The doll appears to be growing larger as their journey continues. They visit Tommy's brother, Gi, to try and translate the note. They then go to Del's apartment, where it's revealed that she's quite rich despite working as a waitress. When Tommy says that he wants to see Del's paintings that she mentioned, she threatens to shoot him if he does. Her dog seems incredibly smart, which unnerves Tommy.

In their journey to escape the ever-growing doll, Tommy's Corvette is trashed, two cars are stolen, and one large boat is trashed. They arrive at Del's mother's home, which appears utterly odd. Del's mother shows an uncanny sense when she knows exactly when the rain will stop.

Gi calls and tells Tommy to go to their mother, and not to bring the blonde along. Tommy brings Del along anyway, where they learn the doll was conjured to scare him back home by a friend of his mother. They begin a ritual that, after a few harrowing minutes, completely dispels the monster.

Tommy sees Del's paintings and they're of him. She had remotely viewed him over the past 2 years because she knows he is her destiny.

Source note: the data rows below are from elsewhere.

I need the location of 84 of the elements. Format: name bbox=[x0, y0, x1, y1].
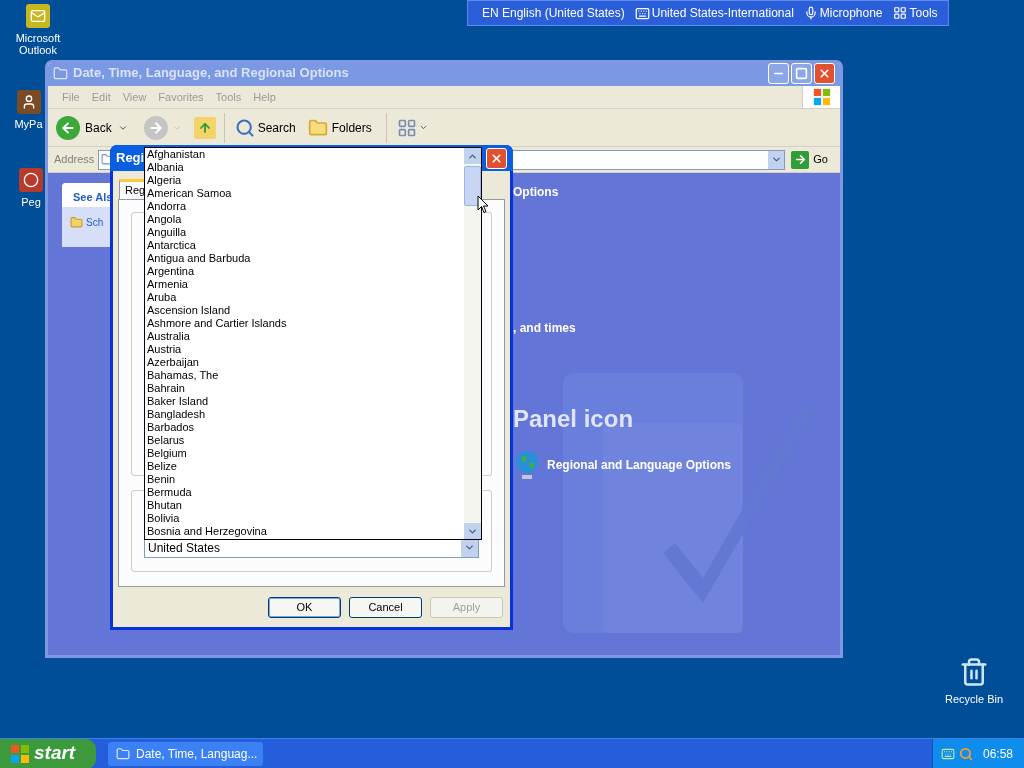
address-label: Address bbox=[54, 152, 95, 168]
dropdown-option[interactable]: Azerbaijan bbox=[147, 356, 464, 369]
go-button[interactable]: Go bbox=[789, 150, 840, 169]
desktop-shortcut-icon[interactable] bbox=[16, 90, 41, 114]
search-icon bbox=[234, 117, 255, 138]
scroll-thumb[interactable] bbox=[464, 166, 481, 206]
dropdown-option[interactable]: Albania bbox=[147, 161, 464, 174]
close-button[interactable] bbox=[814, 63, 835, 84]
language-indicator[interactable]: EN English (United States) bbox=[482, 4, 625, 22]
section-subheading: Panel icon bbox=[513, 404, 635, 434]
dropdown-option[interactable]: Belarus bbox=[147, 434, 464, 447]
desktop-shortcut-icon[interactable] bbox=[19, 168, 43, 192]
forward-icon[interactable] bbox=[143, 115, 168, 140]
taskbar-button[interactable]: Date, Time, Languag... bbox=[108, 741, 263, 766]
dropdown-option[interactable]: Baker Island bbox=[147, 395, 464, 408]
clock: 06:58 bbox=[983, 745, 1014, 763]
dropdown-option[interactable]: Angola bbox=[147, 213, 464, 226]
grid-icon bbox=[396, 117, 417, 138]
folders-button[interactable]: Folders bbox=[301, 117, 378, 138]
dropdown-option[interactable]: Austria bbox=[147, 343, 464, 356]
dropdown-option[interactable]: Bermuda bbox=[147, 486, 464, 499]
dropdown-option[interactable]: Benin bbox=[147, 473, 464, 486]
dropdown-option[interactable]: Belize bbox=[147, 460, 464, 473]
dropdown-option[interactable]: Bhutan bbox=[147, 499, 464, 512]
dropdown-option[interactable]: Bangladesh bbox=[147, 408, 464, 421]
dropdown-option[interactable]: Ascension Island bbox=[147, 304, 464, 317]
caret-icon bbox=[770, 154, 782, 165]
keyboard-layout[interactable]: United States-International bbox=[651, 4, 794, 22]
window-title: Regi bbox=[116, 149, 145, 168]
folder-up-icon[interactable] bbox=[193, 116, 216, 139]
dropdown-option[interactable]: Anguilla bbox=[147, 226, 464, 239]
section-heading: Options bbox=[513, 184, 560, 201]
close-icon bbox=[490, 151, 503, 165]
dropdown-option[interactable]: Antigua and Barbuda bbox=[147, 252, 464, 265]
window-title: Date, Time, Language, and Regional Options bbox=[73, 64, 350, 83]
dropdown-option[interactable]: Argentina bbox=[147, 265, 464, 278]
maximize-icon bbox=[795, 66, 808, 80]
folder-icon bbox=[70, 216, 83, 229]
dropdown-option[interactable]: Bolivia bbox=[147, 512, 464, 525]
back-button[interactable]: Back bbox=[56, 115, 114, 140]
search-icon[interactable] bbox=[959, 746, 973, 761]
scrollbar[interactable] bbox=[464, 148, 481, 539]
start-button[interactable]: start bbox=[0, 738, 96, 768]
dropdown-option[interactable]: Barbados bbox=[147, 421, 464, 434]
microphone-button[interactable]: Microphone bbox=[819, 4, 883, 22]
close-icon bbox=[818, 66, 831, 80]
dialog-button[interactable]: OK bbox=[268, 597, 341, 618]
dropdown-option[interactable]: Bosnia and Herzegovina bbox=[147, 525, 464, 538]
dropdown-option[interactable]: Belgium bbox=[147, 447, 464, 460]
tray-icon[interactable] bbox=[941, 746, 955, 761]
desktop-icon-label[interactable]: Recycle Bin bbox=[944, 691, 1004, 708]
dropdown-option[interactable]: Antarctica bbox=[147, 239, 464, 252]
minimize-button[interactable] bbox=[768, 63, 789, 84]
folder-icon bbox=[307, 117, 328, 138]
dialog-button[interactable]: Cancel bbox=[349, 597, 422, 618]
desktop-icon-label[interactable]: MyPa bbox=[14, 118, 43, 130]
desktop-icon-label[interactable]: Peg bbox=[21, 196, 41, 208]
dropdown-option[interactable]: Bahamas, The bbox=[147, 369, 464, 382]
task-link[interactable]: , and times bbox=[513, 319, 731, 337]
dropdown-option[interactable]: Bahrain bbox=[147, 382, 464, 395]
maximize-button[interactable] bbox=[791, 63, 812, 84]
window-icon bbox=[53, 65, 68, 81]
tools-button[interactable]: Tools bbox=[909, 4, 938, 22]
folder-icon bbox=[116, 746, 130, 761]
dropdown-option[interactable]: Afghanistan bbox=[147, 148, 464, 161]
caret-icon bbox=[418, 123, 428, 132]
windows-logo-icon bbox=[812, 88, 831, 106]
back-arrow-icon bbox=[60, 119, 76, 136]
caret-icon bbox=[464, 542, 475, 553]
dropdown-option[interactable]: Australia bbox=[147, 330, 464, 343]
recycle-bin-icon[interactable] bbox=[959, 657, 989, 687]
microphone-icon bbox=[803, 6, 818, 20]
search-button[interactable]: Search bbox=[232, 117, 298, 138]
globe-icon[interactable] bbox=[513, 449, 541, 481]
close-button[interactable] bbox=[486, 147, 507, 169]
desktop-icon-label[interactable]: Microsoft Outlook bbox=[5, 32, 71, 56]
go-arrow-icon bbox=[793, 153, 807, 166]
sidebar-link[interactable]: Sch bbox=[86, 215, 104, 230]
keyboard-icon bbox=[634, 5, 650, 21]
dropdown-option[interactable]: Aruba bbox=[147, 291, 464, 304]
dropdown-option[interactable]: Ashmore and Cartier Islands bbox=[147, 317, 464, 330]
tools-icon bbox=[892, 6, 907, 20]
dropdown-option[interactable]: Armenia bbox=[147, 278, 464, 291]
windows-logo-icon bbox=[10, 743, 30, 764]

Tommy and Del quickly get married in Las Vegas and Frank Sinatra sings at their wedding reception.

==Critical comment==
Unlike most of Koontz's work, this is a screwball comedy/horror story, in which the comedy gradually outweighs the horror. Serious themes of pagan magic and family conflicts between the ancestral Vietnamese culture and the "American Dream" are counterpoised with the crazy comedy reminiscent of the classic comedy movies of the 1930s such as "Bringing Up Baby".

Critical comment is generally positive. Koontz has stated in the Afterword that he wrote the novel partly as a relief from the darker aspects of his work, especially "Dark Rivers of the Heart", and partly for the challenge of writing a good screwball comedy.